Logistics companies use AI and ML to optimize their delivery routes and reduce transportation costs. By analyzing factors such as traffic, weather, and customer preferences, these algorithms can recommend the most efficient routes for each delivery.

4. Blockchain technology

Blockchain technology provides a secure and transparent way to record transactions and track assets in a supply chain. By creating a tamper-proof ledger of transactions, blockchain technology can improve transparency, traceability, and accountability in the supply chain.

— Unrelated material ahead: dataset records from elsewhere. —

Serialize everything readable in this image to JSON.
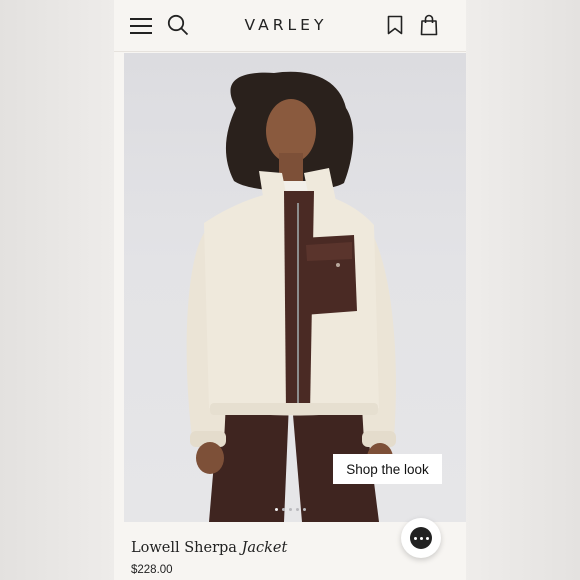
{
  "header": {
    "logo": "VARLEY",
    "icons": [
      "menu-icon",
      "search-icon",
      "bookmark-icon",
      "bag-icon"
    ]
  },
  "hero": {
    "image_description_icon": "product-photo",
    "shop_the_look_label": "Shop the look",
    "carousel_dots": 5,
    "carousel_active_index": 0
  },
  "product": {
    "title_main": "Lowell Sherpa",
    "title_italic": "Jacket",
    "price": "$228.00"
  },
  "chat": {
    "icon": "chat-icon"
  },
  "colors": {
    "background": "#f7f5f2",
    "text": "#222222",
    "jacket_cream": "#efe9dc",
    "jacket_brown": "#4a2a24"
  }
}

One use case of blockchain technology in the supply chain is in the pharmaceutical industry. By using blockchain to track the movement of drugs from manufacturer to patient, companies can prevent counterfeit drugs from entering the supply chain and ensure that patients receive genuine medication.

Future trends

1. Internet of Things (IoT)

The IoT refers to the network of physical devices, vehicles, and other objects that are embedded with sensors, software, and connectivity. In the supply chain, IoT devices can be used to monitor and track goods, assets, and equipment in real time.

use of IoT sensors in the automotive industry. By installing sensors in vehicles and components, manufacturers can monitor the performance and health of their products in real time, enabling predictive maintenance and reducing downtime.

2. Augmented reality (AR) and virtual reality (VR)

AR and VR technologies can be used to enhance supply chain visibility and improve decision-making. AR and VR tools can provide a virtual view of the supply chain, allowing managers to visualize complex data and identify potential bottlenecks and inefficiencies.

One use case of AR and VR in the supply chain is in warehouse management. By using AR and VR tools, warehouse managers can visualize inventory levels, optimize storage space, and identify potential safety hazards.

3. Cloud computing

Cloud computing refers to the delivery of computing services, including storage, processing, and analytics, over the internet. In the supply chain, cloud computing can provide a scalable and flexible platform for managing data and applications.

One example of this is the use of cloud computing in the retail industry. By storing sales data and customer information in the cloud, retailers can analyse trends and insights in real-time, enabling faster decision-making and more personalized customer experiences.

Supply chain analytics is essential for managing complex supply chains in today’s globalized economy. With the emergence of new technologies and innovations, supply chain analytics is evolving rapidly, providing new opportunities for improving performance and efficiency. By leveraging these trends and technologies, companies can optimize their supply chain operations, reduce costs, and improve customer satisfaction.